Software & Data Management
The Windows-based analytical software (compiled in Delphi) provides full lifecycle data handling compliant with modern laboratory informatics expectations. It features channel-independent calibration curve management, dynamic real-time integration (20 Hz sampling rate), and customizable sample metadata fields (operator ID, batch number, material grade). All raw spectral data, time-resolved gas evolution profiles, and final quantified results are stored in encrypted Microsoft Access databases with timestamped records. Query functionality supports multi-parameter filtering (date range, analyst, sample ID, channel, pass/fail status). Statistical tools include RSD calculation, linear regression diagnostics, and comparative curve overlay. Reporting supports configurable templates for internal QA reports or external regulatory submissions; export options include CSV, PDF, and XML formats compatible with LIMS integration. Software includes built-in blank subtraction, drift correction, and automatic baseline normalization algorithms.
Applications
This analyzer serves critical roles in metallurgical process control (e.g., ladle analysis prior to casting), incoming raw material inspection (scrap, ferroalloys, fluxes), failure analysis laboratories investigating embrittlement mechanisms, and R&D settings studying carbide/sulfide phase formation kinetics. Its extended dynamic range (to 99.999% C/S) enables accurate quantification in specialty applications such as ultra-high-carbon steels, sulfide-bearing minerals, and carbon-rich catalyst supports. The 35-second typical analysis cycle supports throughput requirements in high-volume production labs, while sub-ppm sensitivity ensures compliance with stringent specifications for low-alloy steels, aerospace superalloys, and electronic-grade metals where residual C/S impurities directly impact mechanical or electrical performance.
FAQ
What types of samples require pre-treatment before analysis?
Most solid metallic samples require only surface cleaning and precise weighing. Non-conductive or high-volatility matrices (e.g., polymers, organics) may necessitate mixing with tungsten or tin accelerator and encapsulation in ceramic crucibles to ensure complete combustion.
Is helium required for carrier gas?
No — the system operates with high-purity oxygen (≥99.995%) as both combustion and carrier gas; optional argon flushing is available for specific sulfur-sensitive applications.
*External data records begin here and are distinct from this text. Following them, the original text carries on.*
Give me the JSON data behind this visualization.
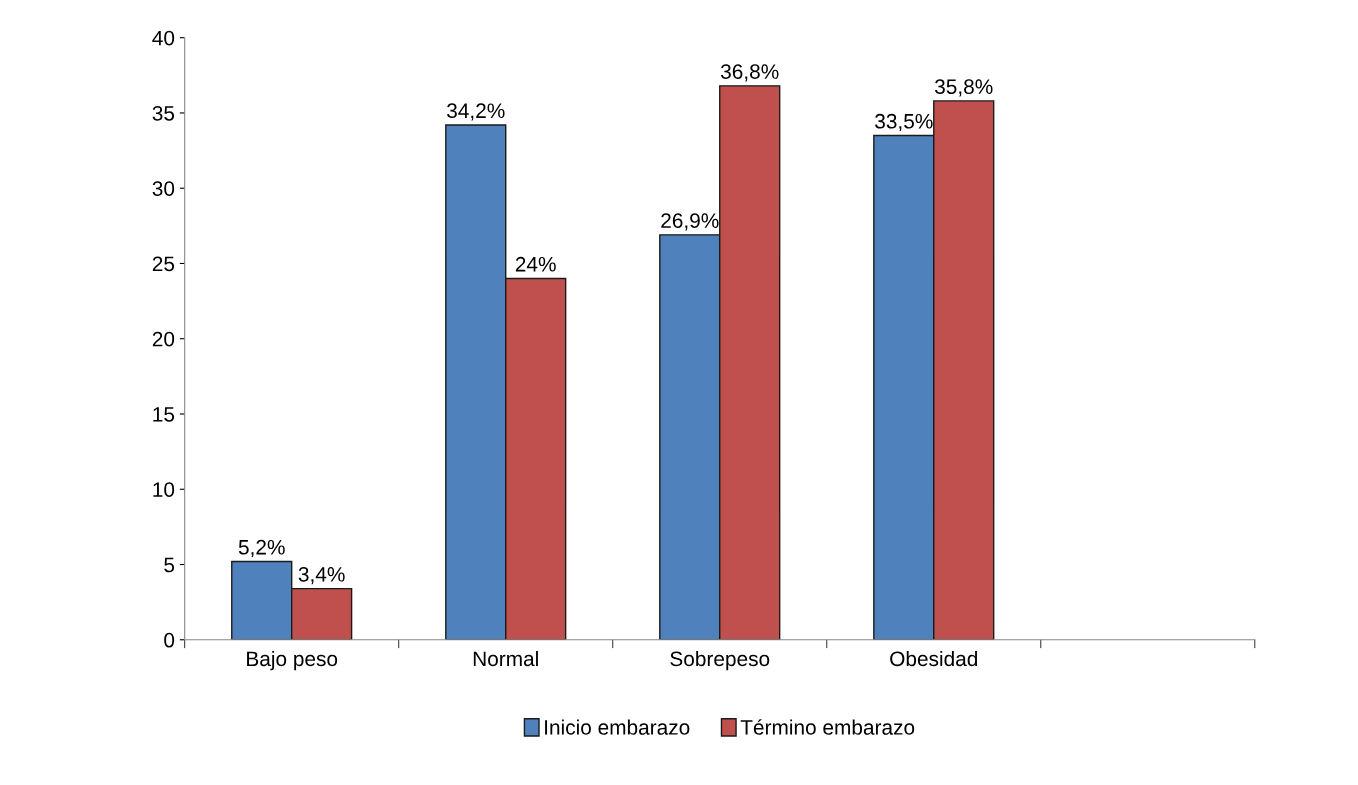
{
  "chart_data": {
    "type": "bar",
    "categories": [
      "Bajo peso",
      "Normal",
      "Sobrepeso",
      "Obesidad",
      null
    ],
    "series": [
      {
        "name": "Inicio embarazo",
        "color": "#4f81bd",
        "values": [
          5.2,
          34.2,
          26.9,
          33.5,
          null
        ],
        "value_labels": [
          "5,2%",
          "34,2%",
          "26,9%",
          "33,5%",
          null
        ]
      },
      {
        "name": "Término embarazo",
        "color": "#c0504d",
        "values": [
          3.4,
          24,
          36.8,
          35.8,
          null
        ],
        "value_labels": [
          "3,4%",
          "24%",
          "36,8%",
          "35,8%",
          null
        ]
      }
    ],
    "ylim": [
      0,
      40
    ],
    "yticks": [
      0,
      5,
      10,
      15,
      20,
      25,
      30,
      35,
      40
    ],
    "grid": false,
    "legend": "bottom"
  }
}
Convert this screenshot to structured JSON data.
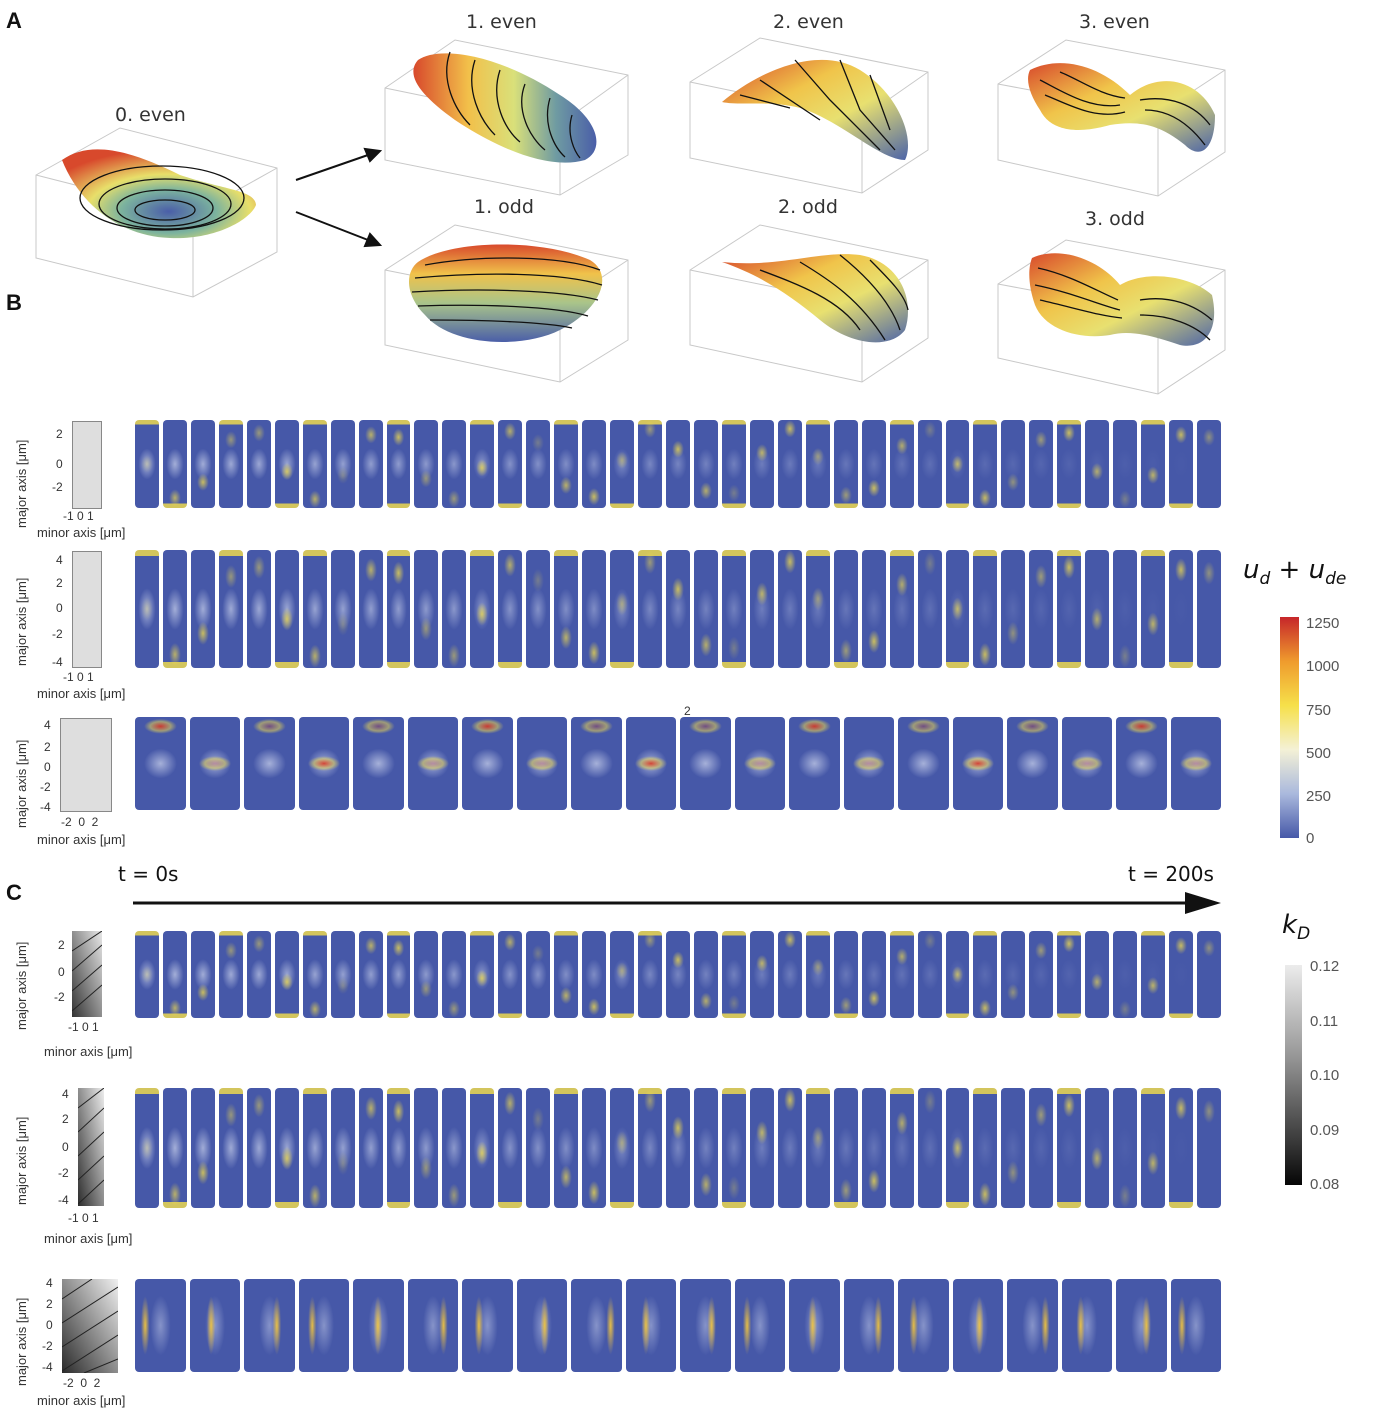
{
  "panel_letters": [
    "A",
    "B",
    "C"
  ],
  "panelA": {
    "labels": [
      "0. even",
      "1. even",
      "2. even",
      "3. even",
      "1. odd",
      "2. odd",
      "3. odd"
    ]
  },
  "panelB": {
    "rows": [
      {
        "ylabel": "major axis [μm]",
        "xlabel": "minor axis [μm]",
        "yticks": [
          "2",
          "0",
          "-2"
        ],
        "xticks": "-1 0 1"
      },
      {
        "ylabel": "major axis [μm]",
        "xlabel": "minor axis [μm]",
        "yticks": [
          "4",
          "2",
          "0",
          "-2",
          "-4"
        ],
        "xticks": "-1 0 1"
      },
      {
        "ylabel": "major axis [μm]",
        "xlabel": "minor axis [μm]",
        "yticks": [
          "4",
          "2",
          "0",
          "-2",
          "-4"
        ],
        "xticks": "-2  0  2",
        "marker": "2"
      }
    ]
  },
  "panelC": {
    "rows": [
      {
        "ylabel": "major axis [μm]",
        "xlabel": "minor axis [μm]",
        "yticks": [
          "2",
          "0",
          "-2"
        ],
        "xticks": "-1 0 1"
      },
      {
        "ylabel": "major axis [μm]",
        "xlabel": "minor axis [μm]",
        "yticks": [
          "4",
          "2",
          "0",
          "-2",
          "-4"
        ],
        "xticks": "-1 0 1"
      },
      {
        "ylabel": "major axis [μm]",
        "xlabel": "minor axis [μm]",
        "yticks": [
          "4",
          "2",
          "0",
          "-2",
          "-4"
        ],
        "xticks": "-2  0  2"
      }
    ]
  },
  "time_axis": {
    "start": "t = 0s",
    "end": "t = 200s"
  },
  "colorbar_u": {
    "title_main": "u",
    "title_sub1": "d",
    "plus": " + ",
    "title_sub2": "de",
    "ticks": [
      "1250",
      "1000",
      "750",
      "500",
      "250",
      "0"
    ],
    "colors": [
      "#c6262a",
      "#ef9b2d",
      "#f6e04a",
      "#f4f1d6",
      "#aab9dd",
      "#4658a8"
    ]
  },
  "colorbar_k": {
    "title_main": "k",
    "title_sub": "D",
    "ticks": [
      "0.12",
      "0.11",
      "0.10",
      "0.09",
      "0.08"
    ]
  }
}
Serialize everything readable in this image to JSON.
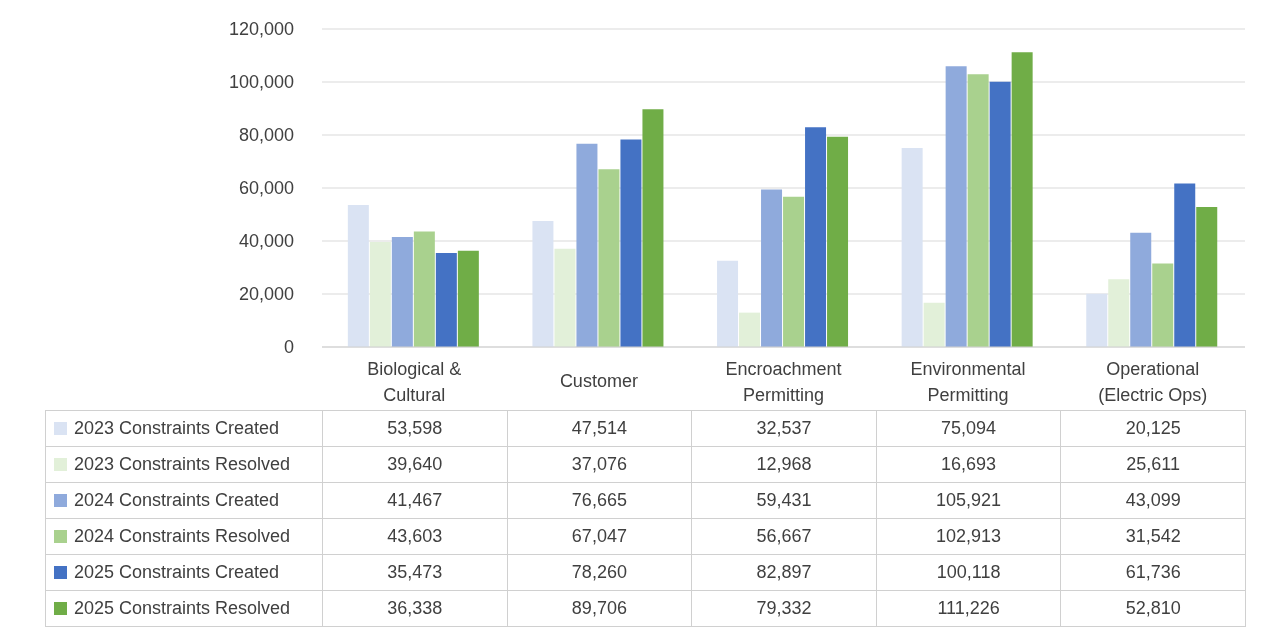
{
  "chart_data": {
    "type": "bar",
    "categories": [
      "Biological & Cultural",
      "Customer",
      "Encroachment Permitting",
      "Environmental Permitting",
      "Operational (Electric Ops)"
    ],
    "series": [
      {
        "name": "2023 Constraints Created",
        "color": "#dae3f3",
        "values": [
          53598,
          47514,
          32537,
          75094,
          20125
        ],
        "value_labels": [
          "53,598",
          "47,514",
          "32,537",
          "75,094",
          "20,125"
        ]
      },
      {
        "name": "2023 Constraints Resolved",
        "color": "#e2f0d9",
        "values": [
          39640,
          37076,
          12968,
          16693,
          25611
        ],
        "value_labels": [
          "39,640",
          "37,076",
          "12,968",
          "16,693",
          "25,611"
        ]
      },
      {
        "name": "2024 Constraints Created",
        "color": "#8faadc",
        "values": [
          41467,
          76665,
          59431,
          105921,
          43099
        ],
        "value_labels": [
          "41,467",
          "76,665",
          "59,431",
          "105,921",
          "43,099"
        ]
      },
      {
        "name": "2024 Constraints Resolved",
        "color": "#a9d18e",
        "values": [
          43603,
          67047,
          56667,
          102913,
          31542
        ],
        "value_labels": [
          "43,603",
          "67,047",
          "56,667",
          "102,913",
          "31,542"
        ]
      },
      {
        "name": "2025 Constraints Created",
        "color": "#4472c4",
        "values": [
          35473,
          78260,
          82897,
          100118,
          61736
        ],
        "value_labels": [
          "35,473",
          "78,260",
          "82,897",
          "100,118",
          "61,736"
        ]
      },
      {
        "name": "2025 Constraints Resolved",
        "color": "#70ad47",
        "values": [
          36338,
          89706,
          79332,
          111226,
          52810
        ],
        "value_labels": [
          "36,338",
          "89,706",
          "79,332",
          "111,226",
          "52,810"
        ]
      }
    ],
    "ylim": [
      0,
      120000
    ],
    "yticks": [
      {
        "value": 0,
        "label": "0"
      },
      {
        "value": 20000,
        "label": "20,000"
      },
      {
        "value": 40000,
        "label": "40,000"
      },
      {
        "value": 60000,
        "label": "60,000"
      },
      {
        "value": 80000,
        "label": "80,000"
      },
      {
        "value": 100000,
        "label": "100,000"
      },
      {
        "value": 120000,
        "label": "120,000"
      }
    ],
    "grid": "y",
    "legend": "bottom"
  }
}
Can the instrument be integrated into an existing LIMS environment?
Yes — via standardized ODBC/JDBC drivers and structured export files; API-level integration requires custom middleware development aligned with site-specific LIMS protocols.
What maintenance intervals are recommended for optimal performance?
Daily: Dust filter inspection and cleaning; weekly: IR source output verification and optical window inspection; quarterly: absorption cell purge and detector gain calibration using certified gas standards.
Does the system support ASTM E1019 or ISO 4935 methodology?
While designed to meet ISO 15350:2000 and GB/T 20123–2006, its combustion efficiency, gas handling, and detection linearity satisfy the fundamental technical requirements of ASTM E1019 and ISO 4935; method adaptation requires documented validation per ISO/IEC 17025.